The idea that it is diversity (the researchers used the census’s standard racial categories to define diversity) that drives social capital down has its critics. Among them is Steven Durlauf, an economist at the University of Wisconsin and a critic of Putnam’s past work, who said he thinks some other characteristic, as yet unidentified, explains the lowered trust and social withdrawal of people living in diverse areas. But without clear evidence to the contrary, Putnam says, he has to believe the conclusion is solid. Few would question that it is provocative. The public discourse on diversity runs at a high temperature. Told by one side, the narrative of how different ethnic and racial groups come together in schools, workplaces, churches and shopping centers can sound as if it was lifted from ”Sesame Street.” Told by the other, it often carries the shrill tones of a recent caller to a radio talk show on immigration reform: ”The school my kid goes to is 45 percent Mexican,” he said, ”and I don’t see this as being a good thing for this country. Do we want to turn into a Latin American country?”Putnam’s argument is more nuanced. Diversity has clear benefits, he says, among them economic growth and enhanced creativity — more top-flight scientists, more entrepreneurs, more artists. But difference is also disconcerting, he maintains, ”and people like me, who are in favor of diversity, don’t do ourselves any favors by denying that it takes time to become comfortable,” Putnam says.

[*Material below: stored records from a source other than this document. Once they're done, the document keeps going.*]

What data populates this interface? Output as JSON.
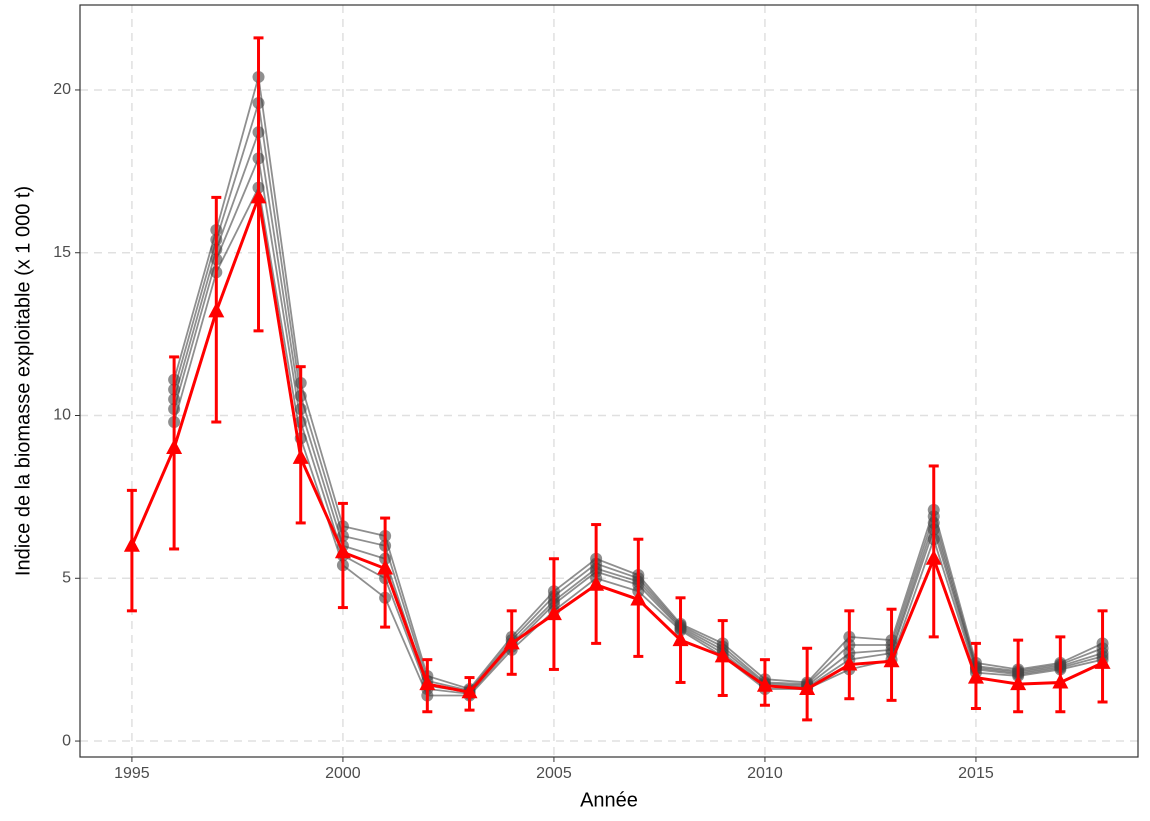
{
  "chart_data": {
    "type": "line",
    "x_label": "Année",
    "y_label": "Indice de la biomasse exploitable (x 1 000 t)",
    "x": [
      1995,
      1996,
      1997,
      1998,
      1999,
      2000,
      2001,
      2002,
      2003,
      2004,
      2005,
      2006,
      2007,
      2008,
      2009,
      2010,
      2011,
      2012,
      2013,
      2014,
      2015,
      2016,
      2017,
      2018
    ],
    "xlim": [
      1993.77,
      2018.84
    ],
    "xticks": [
      1995,
      2000,
      2005,
      2010,
      2015
    ],
    "ylim": [
      -0.49,
      22.61
    ],
    "yticks": [
      0,
      5,
      10,
      15,
      20
    ],
    "grid": true,
    "series": [
      {
        "color": "#444444",
        "values": [
          null,
          9.8,
          14.4,
          17.0,
          9.3,
          5.4,
          4.4,
          1.4,
          1.4,
          2.8,
          4.0,
          5.0,
          4.6,
          3.4,
          2.6,
          1.6,
          1.6,
          2.2,
          2.5,
          6.2,
          2.1,
          2.0,
          2.2,
          2.5
        ]
      },
      {
        "color": "#444444",
        "values": [
          null,
          10.2,
          14.8,
          17.9,
          9.8,
          5.7,
          5.0,
          1.6,
          1.45,
          2.9,
          4.2,
          5.2,
          4.8,
          3.45,
          2.7,
          1.7,
          1.65,
          2.5,
          2.7,
          6.5,
          2.2,
          2.05,
          2.25,
          2.6
        ]
      },
      {
        "color": "#444444",
        "values": [
          null,
          10.5,
          15.1,
          18.7,
          10.2,
          6.0,
          5.6,
          1.7,
          1.5,
          3.0,
          4.3,
          5.3,
          4.9,
          3.5,
          2.8,
          1.75,
          1.7,
          2.7,
          2.8,
          6.7,
          2.25,
          2.1,
          2.3,
          2.7
        ]
      },
      {
        "color": "#444444",
        "values": [
          null,
          10.8,
          15.4,
          19.6,
          10.6,
          6.3,
          6.0,
          1.85,
          1.55,
          3.1,
          4.45,
          5.45,
          5.0,
          3.55,
          2.9,
          1.8,
          1.75,
          2.95,
          2.95,
          6.9,
          2.3,
          2.15,
          2.35,
          2.85
        ]
      },
      {
        "color": "#444444",
        "values": [
          null,
          11.1,
          15.7,
          20.4,
          11.0,
          6.6,
          6.3,
          2.0,
          1.6,
          3.2,
          4.6,
          5.6,
          5.1,
          3.6,
          3.0,
          1.9,
          1.8,
          3.2,
          3.1,
          7.1,
          2.4,
          2.2,
          2.4,
          3.0
        ]
      },
      {
        "color": "#ff0000",
        "values": [
          6.0,
          9.0,
          13.2,
          16.7,
          8.7,
          5.8,
          5.3,
          1.75,
          1.5,
          3.0,
          3.9,
          4.8,
          4.35,
          3.1,
          2.6,
          1.7,
          1.6,
          2.35,
          2.45,
          5.6,
          1.95,
          1.75,
          1.8,
          2.4
        ],
        "lower": [
          4.0,
          5.9,
          9.8,
          12.6,
          6.7,
          4.1,
          3.5,
          0.9,
          0.95,
          2.05,
          2.2,
          3.0,
          2.6,
          1.8,
          1.4,
          1.1,
          0.65,
          1.3,
          1.25,
          3.2,
          1.0,
          0.9,
          0.9,
          1.2
        ],
        "upper": [
          7.7,
          11.8,
          16.7,
          21.6,
          11.5,
          7.3,
          6.85,
          2.5,
          1.95,
          4.0,
          5.6,
          6.65,
          6.2,
          4.4,
          3.7,
          2.5,
          2.85,
          4.0,
          4.05,
          8.45,
          3.0,
          3.1,
          3.2,
          4.0
        ]
      }
    ]
  }
}
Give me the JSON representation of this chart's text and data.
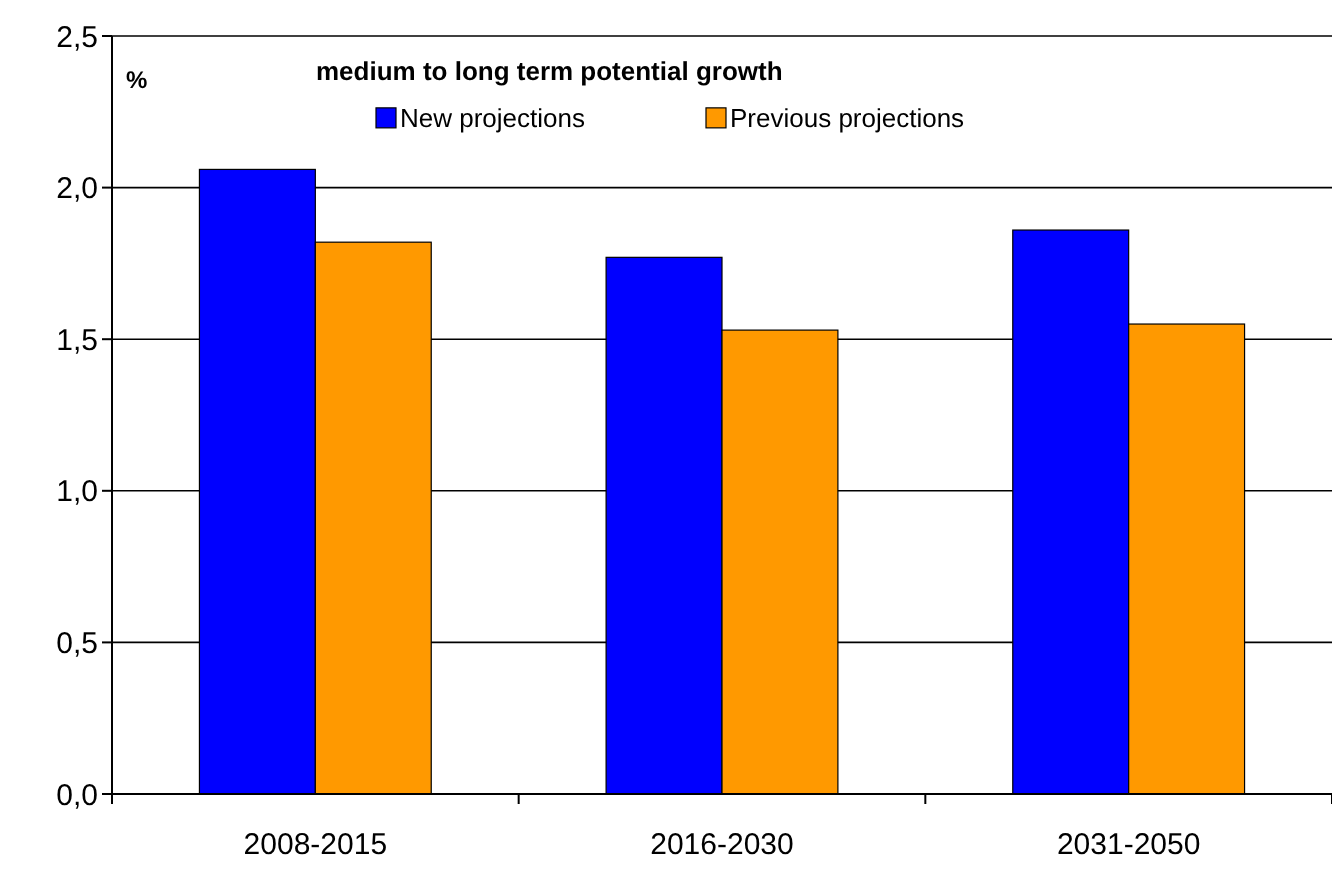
{
  "chart_data": {
    "type": "bar",
    "title": "medium to long term potential growth",
    "ylabel": "%",
    "categories": [
      "2008-2015",
      "2016-2030",
      "2031-2050"
    ],
    "series": [
      {
        "name": "New projections",
        "color": "#0000ff",
        "values": [
          2.06,
          1.77,
          1.86
        ]
      },
      {
        "name": "Previous projections",
        "color": "#ff9900",
        "values": [
          1.82,
          1.53,
          1.55
        ]
      }
    ],
    "ylim": [
      0,
      2.5
    ],
    "yticks": [
      {
        "value": 0,
        "label": "0,0"
      },
      {
        "value": 0.5,
        "label": "0,5"
      },
      {
        "value": 1,
        "label": "1,0"
      },
      {
        "value": 1.5,
        "label": "1,5"
      },
      {
        "value": 2,
        "label": "2,0"
      },
      {
        "value": 2.5,
        "label": "2,5"
      }
    ],
    "grid": "y",
    "legend": "top"
  }
}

Why that discomfort seems to translate into social isolation and a weakening of civic bonds remains anyone’s guess. Studies by Wendy Berry Mendes, a social psychologist at Harvard, and her colleagues find that when research subjects play a cooperative game with someone of another race, they can show physiological signs of distress — reduced cardiac efficiency and arterial constriction, for example. On a daily basis, this alarmed reaction might make people pull inward. Putnam himself speculates that, with kaleidoscopic changes going on around them, people in diverse communities might experience a kind of system overload, shutting down ”in the presence of confusing or multiple messages from the environment.”
Still, in Putnam’s view, the findings are neither cause for despair nor a brief against diversity. If this country’s history is any guide, what people perceive as unfamiliar and disturbing — what they see as ”other” — can and does change over time. Seemingly intractable group divisions can give way to a larger, overarching identity. When he was in high school in the 1950s, Putnam notes, he knew the religion of almost every one of the 150 students in his class. At the time, religious intermarriage was uncommon, and knowing whether a potential mate was a Methodist, a Catholic or a Jew was crucial information. Half a century later, for most Americans, the importance of religion as a mating test has dwindled to near irrelevance, ”hardly more important than left- or right-handedness to romance.”The rising marriage rates across racial and ethnic lines in a younger generation, raised in a more diverse world, suggest the current markers of difference can also fade in salience.
In some places, they already have: soldiers have more interracial friendships than civilians, Putnam’s research finds, and evangelical churches in the South show high rates of racial integration. ”If you’re asking me if, in the long run, I’m optimistic,” Putnam says, ”the answer is yes.”